Once you’ve made your editorial decisions, county bounders can also be downloaded from the Census Bureau as well. Just to be proper, Census calls this layer “County and Equivalent.”
Cities, however, are a more delicate matter that again require some knowledge of Census terminology and local political geography. There is no Census layer called “cities.”
Until recently, the practice among the OpenBlock community had been to look for geographic information about city boundaries from local governments. Most county governments are pretty good about publishing their geographic data on the web.
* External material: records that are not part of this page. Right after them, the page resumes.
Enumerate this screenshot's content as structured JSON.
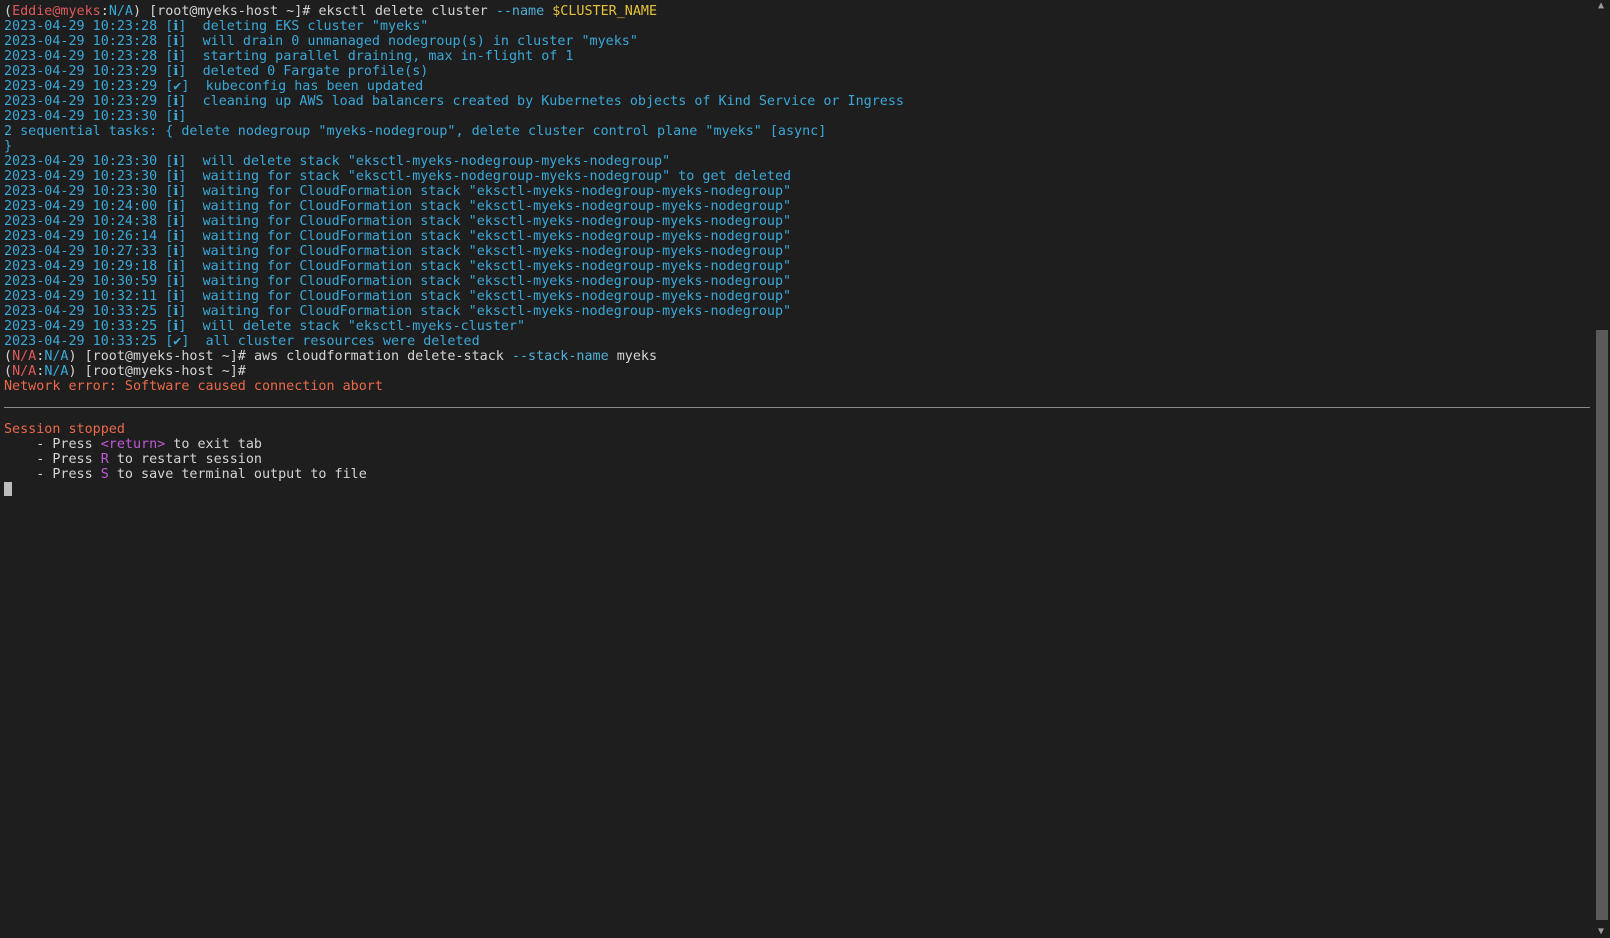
{
  "prompt1": {
    "open": "(",
    "user": "Eddie@myeks",
    "colon": ":",
    "ns": "N/A",
    "close": ")",
    "host": " [root@myeks-host ~]# ",
    "cmd": "eksctl delete cluster ",
    "flag": "--name ",
    "var": "$CLUSTER_NAME"
  },
  "log_lines_a": [
    {
      "ts": "2023-04-29 10:23:28",
      "mark": "[ℹ]",
      "msg": "deleting EKS cluster \"myeks\""
    },
    {
      "ts": "2023-04-29 10:23:28",
      "mark": "[ℹ]",
      "msg": "will drain 0 unmanaged nodegroup(s) in cluster \"myeks\""
    },
    {
      "ts": "2023-04-29 10:23:28",
      "mark": "[ℹ]",
      "msg": "starting parallel draining, max in-flight of 1"
    },
    {
      "ts": "2023-04-29 10:23:29",
      "mark": "[ℹ]",
      "msg": "deleted 0 Fargate profile(s)"
    },
    {
      "ts": "2023-04-29 10:23:29",
      "mark": "[✔]",
      "msg": "kubeconfig has been updated"
    },
    {
      "ts": "2023-04-29 10:23:29",
      "mark": "[ℹ]",
      "msg": "cleaning up AWS load balancers created by Kubernetes objects of Kind Service or Ingress"
    },
    {
      "ts": "2023-04-29 10:23:30",
      "mark": "[ℹ]",
      "msg": ""
    }
  ],
  "tasks_line": "2 sequential tasks: { delete nodegroup \"myeks-nodegroup\", delete cluster control plane \"myeks\" [async]",
  "tasks_close": "}",
  "log_lines_b": [
    {
      "ts": "2023-04-29 10:23:30",
      "mark": "[ℹ]",
      "msg": "will delete stack \"eksctl-myeks-nodegroup-myeks-nodegroup\""
    },
    {
      "ts": "2023-04-29 10:23:30",
      "mark": "[ℹ]",
      "msg": "waiting for stack \"eksctl-myeks-nodegroup-myeks-nodegroup\" to get deleted"
    },
    {
      "ts": "2023-04-29 10:23:30",
      "mark": "[ℹ]",
      "msg": "waiting for CloudFormation stack \"eksctl-myeks-nodegroup-myeks-nodegroup\""
    },
    {
      "ts": "2023-04-29 10:24:00",
      "mark": "[ℹ]",
      "msg": "waiting for CloudFormation stack \"eksctl-myeks-nodegroup-myeks-nodegroup\""
    },
    {
      "ts": "2023-04-29 10:24:38",
      "mark": "[ℹ]",
      "msg": "waiting for CloudFormation stack \"eksctl-myeks-nodegroup-myeks-nodegroup\""
    },
    {
      "ts": "2023-04-29 10:26:14",
      "mark": "[ℹ]",
      "msg": "waiting for CloudFormation stack \"eksctl-myeks-nodegroup-myeks-nodegroup\""
    },
    {
      "ts": "2023-04-29 10:27:33",
      "mark": "[ℹ]",
      "msg": "waiting for CloudFormation stack \"eksctl-myeks-nodegroup-myeks-nodegroup\""
    },
    {
      "ts": "2023-04-29 10:29:18",
      "mark": "[ℹ]",
      "msg": "waiting for CloudFormation stack \"eksctl-myeks-nodegroup-myeks-nodegroup\""
    },
    {
      "ts": "2023-04-29 10:30:59",
      "mark": "[ℹ]",
      "msg": "waiting for CloudFormation stack \"eksctl-myeks-nodegroup-myeks-nodegroup\""
    },
    {
      "ts": "2023-04-29 10:32:11",
      "mark": "[ℹ]",
      "msg": "waiting for CloudFormation stack \"eksctl-myeks-nodegroup-myeks-nodegroup\""
    },
    {
      "ts": "2023-04-29 10:33:25",
      "mark": "[ℹ]",
      "msg": "waiting for CloudFormation stack \"eksctl-myeks-nodegroup-myeks-nodegroup\""
    },
    {
      "ts": "2023-04-29 10:33:25",
      "mark": "[ℹ]",
      "msg": "will delete stack \"eksctl-myeks-cluster\""
    },
    {
      "ts": "2023-04-29 10:33:25",
      "mark": "[✔]",
      "msg": "all cluster resources were deleted"
    }
  ],
  "prompt2": {
    "open": "(",
    "user": "N/A",
    "colon": ":",
    "ns": "N/A",
    "close": ")",
    "host": " [root@myeks-host ~]# ",
    "cmd": "aws cloudformation delete-stack ",
    "flag": "--stack-name ",
    "arg": "myeks"
  },
  "prompt3": {
    "open": "(",
    "user": "N/A",
    "colon": ":",
    "ns": "N/A",
    "close": ")",
    "host": " [root@myeks-host ~]#"
  },
  "network_error": "Network error: Software caused connection abort",
  "session": {
    "stopped": "Session stopped",
    "bullet_prefix": "    - Press ",
    "opt1_key": "<return>",
    "opt1_rest": " to exit tab",
    "opt2_key": "R",
    "opt2_rest": " to restart session",
    "opt3_key": "S",
    "opt3_rest": " to save terminal output to file"
  },
  "scrollbar": {
    "up_icon": "▲",
    "down_icon": "▼"
  },
  "colors": {
    "background": "#1e1e1e",
    "log_text": "#3aa8d8",
    "error_text": "#ec6a4a",
    "highlight_key": "#c05ad8"
  }
}
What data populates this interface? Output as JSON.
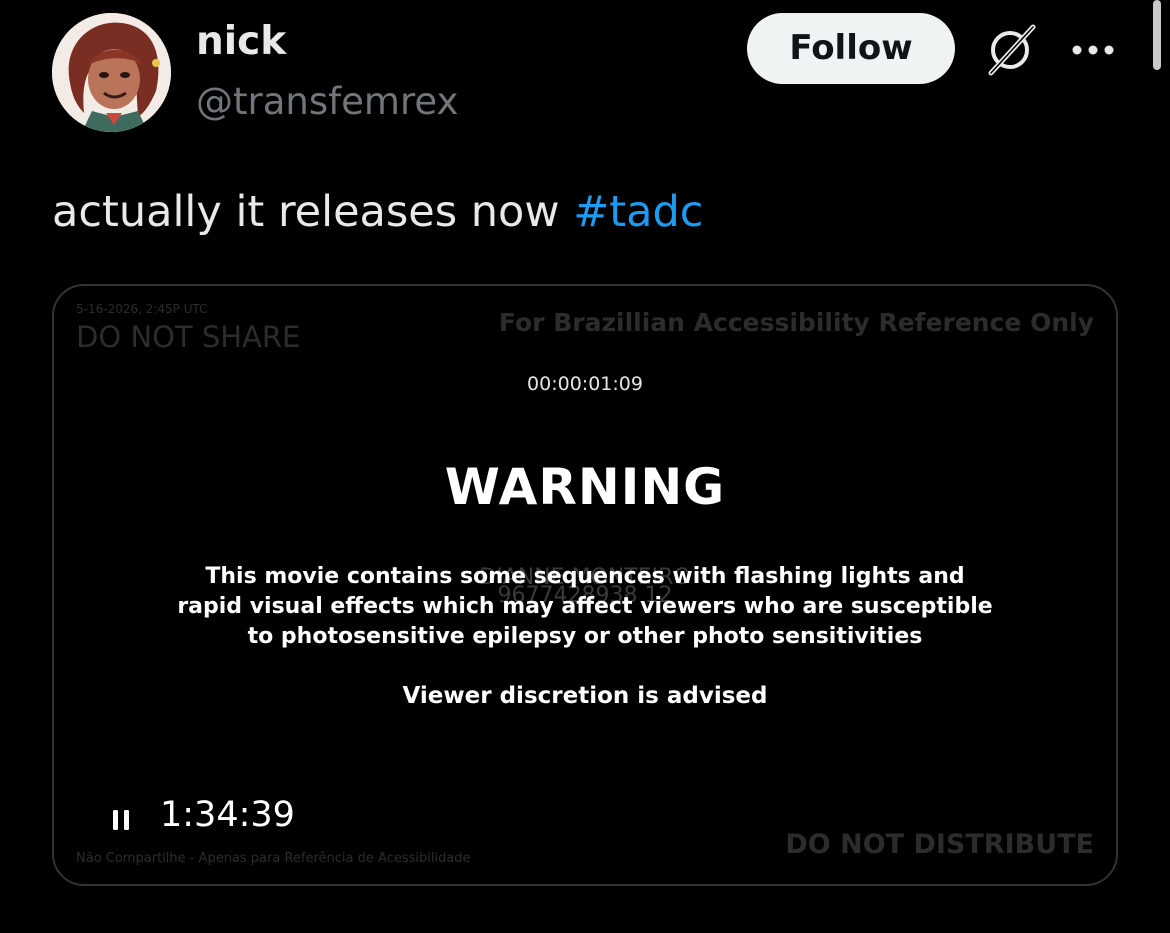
{
  "author": {
    "display_name": "nick",
    "handle": "@transfemrex"
  },
  "actions": {
    "follow_label": "Follow",
    "grok_icon": "grok-icon",
    "more_icon": "more-icon"
  },
  "tweet": {
    "text": "actually it releases now ",
    "hashtag": "#tadc"
  },
  "video": {
    "timecode": "00:00:01:09",
    "warning_title": "WARNING",
    "warning_lines": [
      "This movie contains some sequences with flashing lights and",
      "rapid visual effects which may affect viewers who are susceptible",
      "to photosensitive epilepsy or other photo sensitivities"
    ],
    "advisory": "Viewer discretion is advised",
    "duration": "1:34:39",
    "play_state_icon": "pause-icon",
    "watermarks": {
      "date": "5-16-2026, 2:45P UTC",
      "do_not_share": "DO NOT SHARE",
      "brazil_reference": "For Brazillian Accessibility Reference Only",
      "do_not_distribute": "DO NOT DISTRIBUTE",
      "nao_compartilhe": "Não Compartilhe - Apenas para Referência de Acessibilidade",
      "name": "DIANNE MONTEIRO",
      "number": "9677428938 12"
    }
  },
  "colors": {
    "background": "#000000",
    "text_primary": "#e7e9ea",
    "text_secondary": "#71767b",
    "link": "#1d9bf0",
    "follow_bg": "#eff3f4",
    "card_border": "#2f3336"
  }
}
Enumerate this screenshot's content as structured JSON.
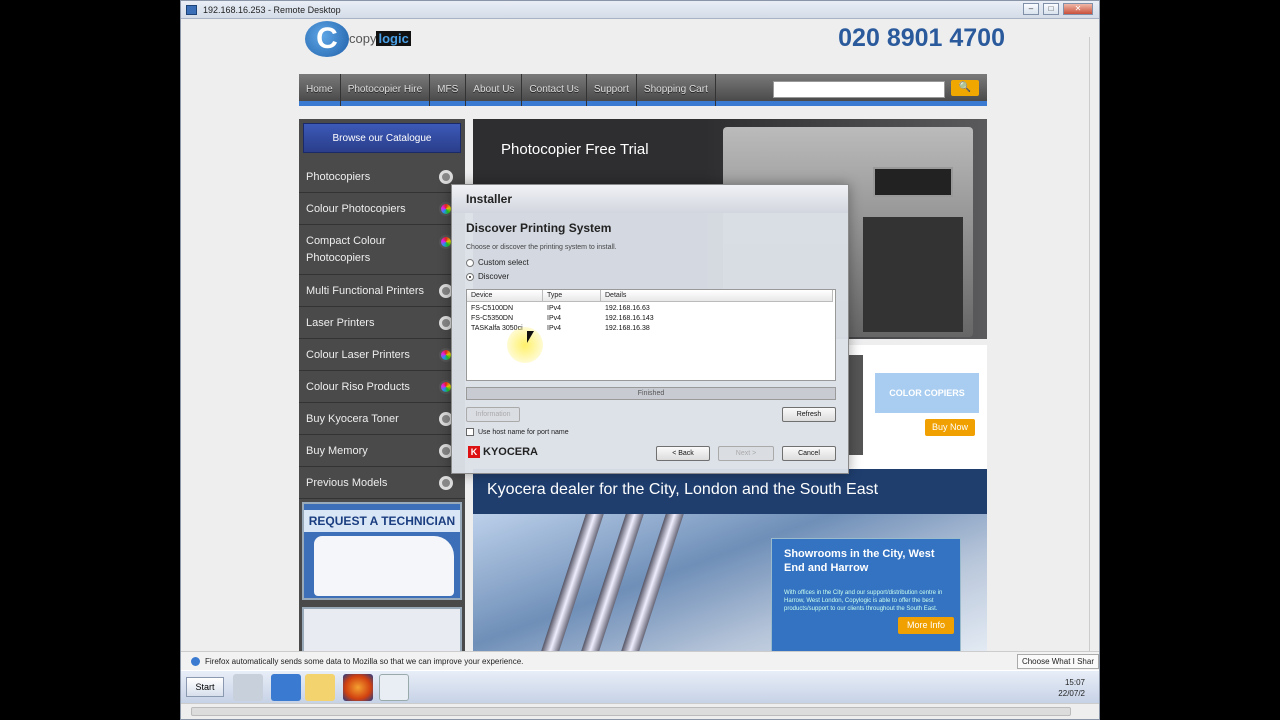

Many large public universities have a GIS (geographic information system) section in their library, such as this one at N.C. State University that indexes links to the geographic data source for many of the state’s county governments.
lesson learned: local data varies
The problem with local data is that poor and rural counties are less likely to have the online GIS data. And you will also find yourself dealing with a wide variety of standards. We spent a few days flummoxed by our inability to load Columbus County data. For whatever reason, the county decided not to include the necessary .prj projection file you need to make a shapefile work in OpenBlock. It’s a lesson that’s going to be important for us to remember throughout this project — local data varies widely in quality. And sometimes it’s not obvious to the layperson’s eye what is missing.
Our thinking right now is that we’re going to be able to turn back to the Census Bureau for city information. But we’re not using the Census layer called “Consolidated Cities.” Nor the one called “County subdivisions.” We’re using the “Places” layer.
You can read more about our “city” solution on the OpenBlock discussion group. But there are a few bits worth mentioning here:
- Places do not cover 100 percent of a county. So we’re going to need to be on guard that events happening outside the boundaries of one of our places doesn’t somehow get left out of the search results.
- Some of the places in Columbus County probably have little or no meaning to the audience there. In the “Government” navigation of our partner site, Whiteville.com, not all of the Census places are listed. That said, several of them show up occasionally as the location of obituaries that run on the site.
Geography is hardly the dynamic data we think of as news. But we’ve already seen several road bumps that are big enough to deter almost all small news organizations from using the OpenBlock application. So post this as one of our goals: to automate the process of loading basic ZIP, county and city geographic data about your community. Again, you can read more in the OpenBlock discussion group about how we might use FIPS codes — the unique number given by the Census Bureau to each state, county and “place” — to do that.
And there’s still a big elephant in the room — the geography of “blocks” that is one of the core concepts of OpenBlock. That topic is big enough for its own post a few weeks from now. Before then, I’m going to walk you through some of our experiences loading “news” data into OpenBlock and how we’re hoping we might be able to work with fellow Knight News Challenge winner ScraperWiki to build our own API for North Carolina state government.
Understanding each step of the set-up, production and editing process involved with OpenBlock is critical to our ability to describe the expense side of the equation, which we hope and expect will lead to the financial viability of the application as a tool to fill the information needs of rural communities.